One of the clinchers last season came when reports surfaced that Leaf played golf even while telling the team his sprained right wrist was too sore to practice or play.

Leaf even managed to get in trouble when he was sidelined after shoulder surgery in 1999. During training camp, he was forced away from a confrontation with a heckler, and that November he was suspended for four weeks without pay for shouting obscenities at then-general manager Bobby Beathard.

Leaf's downfall began after just three games into his rookie season, when he screamed obscenities at a reporter during a locker-room blowup, portions of which were caught on videotape.

"I think that he had the bad misfortune to be caught on camera yelling at the reporter," Steinberg said. "That set an image and a tone for the way in which he was perceived. That was difficult to erase."

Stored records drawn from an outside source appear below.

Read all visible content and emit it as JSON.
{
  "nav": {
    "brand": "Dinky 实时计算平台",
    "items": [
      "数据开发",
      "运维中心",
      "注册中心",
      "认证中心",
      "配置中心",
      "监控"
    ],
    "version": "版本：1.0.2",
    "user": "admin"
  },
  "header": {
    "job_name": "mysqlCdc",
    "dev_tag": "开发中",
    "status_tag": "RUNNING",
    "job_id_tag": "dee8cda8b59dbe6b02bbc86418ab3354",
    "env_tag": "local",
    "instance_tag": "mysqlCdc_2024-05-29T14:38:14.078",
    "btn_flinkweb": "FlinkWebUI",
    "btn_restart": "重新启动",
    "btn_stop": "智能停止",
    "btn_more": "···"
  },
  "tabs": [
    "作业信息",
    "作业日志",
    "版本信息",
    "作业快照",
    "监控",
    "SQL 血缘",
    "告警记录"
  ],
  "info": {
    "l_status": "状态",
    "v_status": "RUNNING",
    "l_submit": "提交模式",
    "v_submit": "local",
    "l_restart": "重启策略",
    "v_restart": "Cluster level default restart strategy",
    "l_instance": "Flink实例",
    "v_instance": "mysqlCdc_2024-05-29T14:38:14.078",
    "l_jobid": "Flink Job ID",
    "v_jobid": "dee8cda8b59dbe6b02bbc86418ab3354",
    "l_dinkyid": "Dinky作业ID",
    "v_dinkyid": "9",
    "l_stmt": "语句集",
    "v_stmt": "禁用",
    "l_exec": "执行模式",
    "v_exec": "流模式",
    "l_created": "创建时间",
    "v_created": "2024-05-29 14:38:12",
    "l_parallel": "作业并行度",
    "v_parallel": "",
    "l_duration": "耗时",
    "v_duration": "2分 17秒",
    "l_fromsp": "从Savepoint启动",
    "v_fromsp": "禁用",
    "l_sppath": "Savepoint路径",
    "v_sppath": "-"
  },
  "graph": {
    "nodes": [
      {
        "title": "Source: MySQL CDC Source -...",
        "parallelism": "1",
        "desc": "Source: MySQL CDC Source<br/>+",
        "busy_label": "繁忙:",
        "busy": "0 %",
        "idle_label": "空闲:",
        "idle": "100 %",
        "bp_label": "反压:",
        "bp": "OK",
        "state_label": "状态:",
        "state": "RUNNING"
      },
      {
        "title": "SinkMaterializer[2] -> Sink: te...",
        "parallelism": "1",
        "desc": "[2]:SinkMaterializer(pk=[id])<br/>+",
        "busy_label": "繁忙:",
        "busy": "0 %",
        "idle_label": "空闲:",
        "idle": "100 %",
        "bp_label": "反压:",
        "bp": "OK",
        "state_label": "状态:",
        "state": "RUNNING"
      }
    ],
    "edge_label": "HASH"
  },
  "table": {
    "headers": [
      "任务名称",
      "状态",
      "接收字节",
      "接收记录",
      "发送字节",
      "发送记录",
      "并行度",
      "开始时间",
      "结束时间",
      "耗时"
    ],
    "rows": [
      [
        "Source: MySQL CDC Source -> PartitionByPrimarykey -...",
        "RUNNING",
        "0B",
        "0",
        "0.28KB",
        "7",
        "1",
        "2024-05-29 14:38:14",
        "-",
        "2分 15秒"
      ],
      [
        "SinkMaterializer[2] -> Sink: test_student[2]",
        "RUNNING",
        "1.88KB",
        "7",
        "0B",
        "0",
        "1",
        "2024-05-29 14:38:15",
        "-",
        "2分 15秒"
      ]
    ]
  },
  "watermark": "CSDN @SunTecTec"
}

Steinberg thinks Leaf still has the potential for a great career.

"Clearly, teams will be interested but the process will have to be an extremely careful and extremely meticulous one," he said.

Steinberg pointed to another of his clients, Kerry Collins, who went from troubled quarterback to leading the New York Giants into the Super Bowl.

"Let's remember that Ryan's problems are not those of substance abuse or violations of laws," the agent said. "He had some adjustment problems that often happen in the early parts of players' careers, and, hopefully, those are behind him and he'll have a new attitude and get a fresh start."